We want to go home at this time of year.  Or we want to be home.  Or we long for a taste of home.  We’ve been too long away, too unsettled, too distant and we want to make our way back.  This season calls forth from us a desire to return, to the way it was, at least as we imagined it.  Or to the place where we were most at home, most content, most at peace with ourselves and the world.  That’s why every holiday season we talk about making the journey.  About hitting the road, the trip to Bethlehem, the path to the manger, let us go over and see this thing that the angels have made known to us.  And so they went.

I love that image and have used it many an Advent season.  This year however, it seems to me that Isaiah is asking us to think differently about that journey.  That maybe it isn’t about packing up and getting on the road.  Maybe we aren’t the travelers in this story, at least this time.  Maybe we serve a different function, maybe we are to take a different role in the drama of Advent this year.

Isaiah 2:1-5  The word that Isaiah son of Amoz saw concerning Judah and Jerusalem.  2 In days to come the mountain of the LORD's house shall be established as the highest of the mountains, and shall be raised above the hills; all the nations shall stream to it.  3 Many peoples shall come and say, "Come, let us go up to the mountain of the LORD, to the house of the God of Jacob; that he may teach us his ways and that we may walk in his paths." For out of Zion shall go forth instruction, and the word of the LORD from Jerusalem.  4 He shall judge between the nations, and shall arbitrate for many peoples; they shall beat their swords into plowshares, and their spears into pruning hooks; nation shall not lift up sword against nation, neither shall they learn war any more.  5 O house of Jacob, come, let us walk in the light of the LORD! 

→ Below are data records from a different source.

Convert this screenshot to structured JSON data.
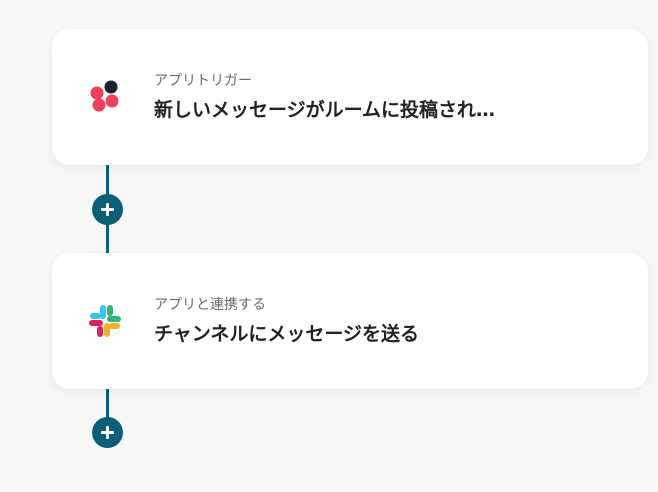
{
  "flow": {
    "steps": [
      {
        "type_label": "アプリトリガー",
        "title": "新しいメッセージがルームに投稿され…",
        "icon": "asana-like-red-dots-icon"
      },
      {
        "type_label": "アプリと連携する",
        "title": "チャンネルにメッセージを送る",
        "icon": "slack-icon"
      }
    ],
    "add_button": {
      "icon": "plus-icon"
    }
  },
  "colors": {
    "accent": "#0b5e77",
    "card_bg": "#ffffff",
    "page_bg": "#f7f7f8",
    "trigger_red": "#f0405a",
    "trigger_dark": "#1f1f2e",
    "slack_blue": "#36c5f0",
    "slack_green": "#2eb67d",
    "slack_yellow": "#ecb22e",
    "slack_red": "#e01e5a"
  }
}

I know what you are thinking.  There is that heading out image again.  Let us go, it says.  So, come on, lets go!  First of all, I’m not arguing for status quo.  For sitting still like righteous bumps on a log.  No, there is motion, there is activity, there is work to be done in Advent.  Even though the keywords are watch and wait, there is plenty to keep us occupied.  Stay with me here.  But I’m asking us to rethink our direction.  Well, Isaiah is, anyway.

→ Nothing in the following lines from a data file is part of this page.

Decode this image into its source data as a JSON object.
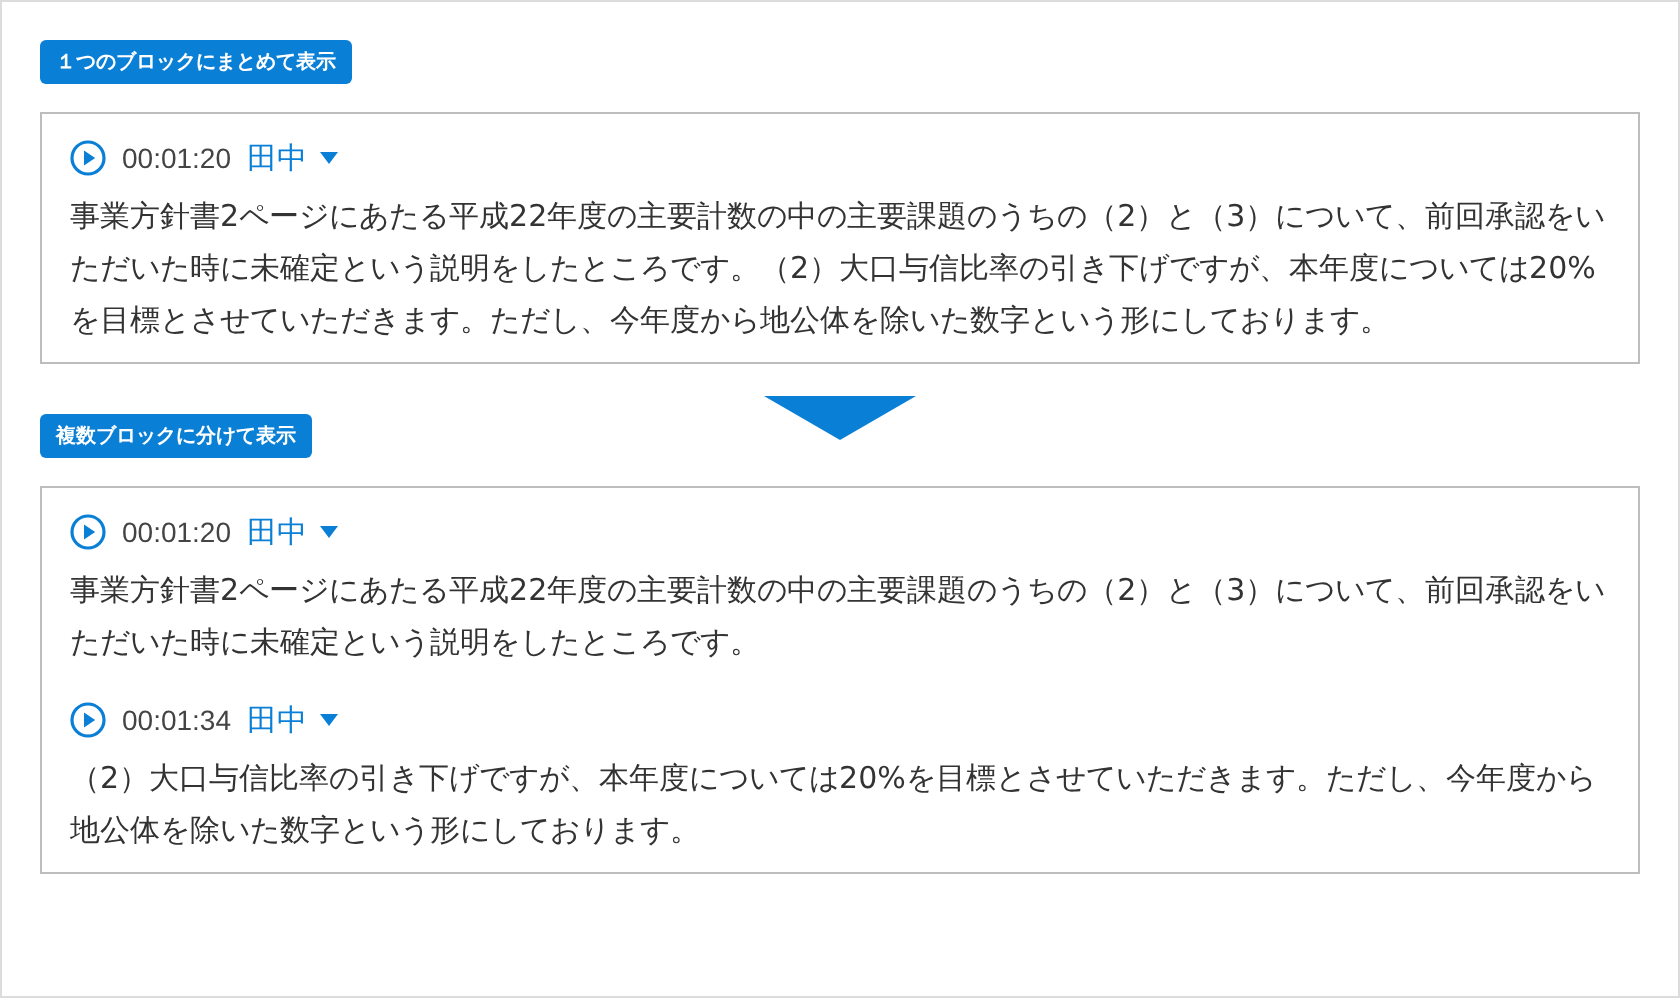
{
  "sections": [
    {
      "label": "１つのブロックにまとめて表示",
      "blocks": [
        {
          "time": "00:01:20",
          "speaker": "田中",
          "text": "事業方針書2ページにあたる平成22年度の主要計数の中の主要課題のうちの（2）と（3）について、前回承認をいただいた時に未確定という説明をしたところです。（2）大口与信比率の引き下げですが、本年度については20%を目標とさせていただきます。ただし、今年度から地公体を除いた数字という形にしております。"
        }
      ]
    },
    {
      "label": "複数ブロックに分けて表示",
      "blocks": [
        {
          "time": "00:01:20",
          "speaker": "田中",
          "text": "事業方針書2ページにあたる平成22年度の主要計数の中の主要課題のうちの（2）と（3）について、前回承認をいただいた時に未確定という説明をしたところです。"
        },
        {
          "time": "00:01:34",
          "speaker": "田中",
          "text": "（2）大口与信比率の引き下げですが、本年度については20%を目標とさせていただきます。ただし、今年度から地公体を除いた数字という形にしております。"
        }
      ]
    }
  ]
}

Notice the passive tense?  We have trouble with that.  Especially in busy times.  We want to be doing, to be moving, to be deciding.  But all this is not our work.  This mountain raising and nation calling work isn’t ours.  It is God’s It’s going to happen, we can count on that.  In fact that is our job, counting on it.  Holding on to the hope, to the conviction that God is in control. And if you don’t think that takes effort then you haven’t really tried it.  When a world around you has given up on hope, to hold fast is to take a contrary stand.  To say that you believe that there can be such a thing as peace is to make a radical declaration.  To live confidently, that despite all evidence seen with the eyes and heard with the ears, you will trust with your whole life that healing and wholeness is around the corner.

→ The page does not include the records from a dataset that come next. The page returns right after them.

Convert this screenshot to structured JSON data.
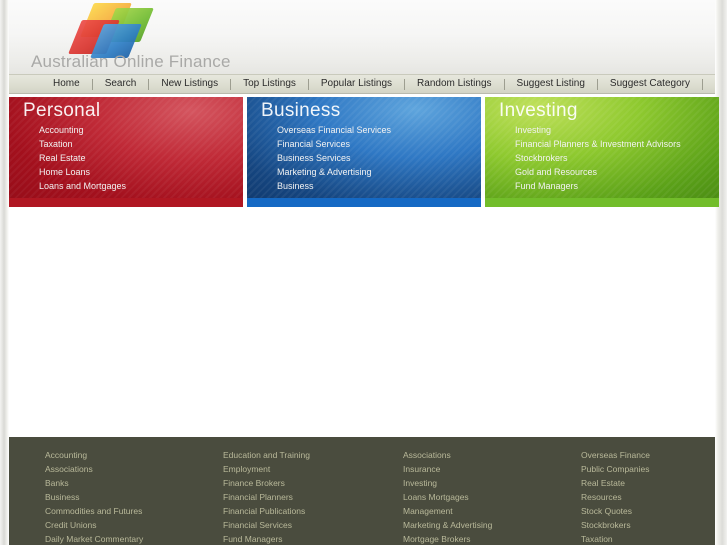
{
  "site": {
    "title": "Australian Online Finance",
    "logo_icon": "four-tiles-logo",
    "logo_colors": [
      "#f5a93c",
      "#73bd33",
      "#d9352f",
      "#2f7fc6"
    ]
  },
  "nav": {
    "items": [
      {
        "label": "Home"
      },
      {
        "label": "Search"
      },
      {
        "label": "New Listings"
      },
      {
        "label": "Top Listings"
      },
      {
        "label": "Popular Listings"
      },
      {
        "label": "Random Listings"
      },
      {
        "label": "Suggest Listing"
      },
      {
        "label": "Suggest Category"
      }
    ]
  },
  "panels": [
    {
      "key": "personal",
      "title": "Personal",
      "accent": "#b01722",
      "links": [
        "Accounting",
        "Taxation",
        "Real Estate",
        "Home Loans",
        "Loans and Mortgages"
      ]
    },
    {
      "key": "business",
      "title": "Business",
      "accent": "#1569c4",
      "links": [
        "Overseas Financial Services",
        "Financial Services",
        "Business Services",
        "Marketing & Advertising",
        "Business"
      ]
    },
    {
      "key": "investing",
      "title": "Investing",
      "accent": "#72bd2a",
      "links": [
        "Investing",
        "Financial Planners & Investment Advisors",
        "Stockbrokers",
        "Gold and Resources",
        "Fund Managers"
      ]
    }
  ],
  "footer": {
    "background": "#4a4c3e",
    "columns": [
      [
        "Accounting",
        "Associations",
        "Banks",
        "Business",
        "Commodities and Futures",
        "Credit Unions",
        "Daily Market Commentary"
      ],
      [
        "Education and Training",
        "Employment",
        "Finance Brokers",
        "Financial Planners",
        "Financial Publications",
        "Financial Services",
        "Fund Managers"
      ],
      [
        "Associations",
        "Insurance",
        "Investing",
        "Loans Mortgages",
        "Management",
        "Marketing & Advertising",
        "Mortgage Brokers"
      ],
      [
        "Overseas Finance",
        "Public Companies",
        "Real Estate",
        "Resources",
        "Stock Quotes",
        "Stockbrokers",
        "Taxation"
      ]
    ]
  }
}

So, why is it so important to hold on to hope?  Why not just be surprised with the rest of the world?  Well, we could say that living in hope is a better way to live.  We could say that a life filled with confidence and joy is much more rewarding and satisfying than one shaped by cynicism and distrust.  

But that isn’t Isaiah’s argument.  Isaiah simply announces that there will come a time when the nations will stream to the mountain of the Lord.  There will come a time when people will want to learn God’s ways and will want to walk in God’s path.  And he says that this will happen because there is teaching happening, there is the Word being proclaimed.  This will happen because there are those who will welcome.  This will happen because there are hosts on the mountain of the Lord.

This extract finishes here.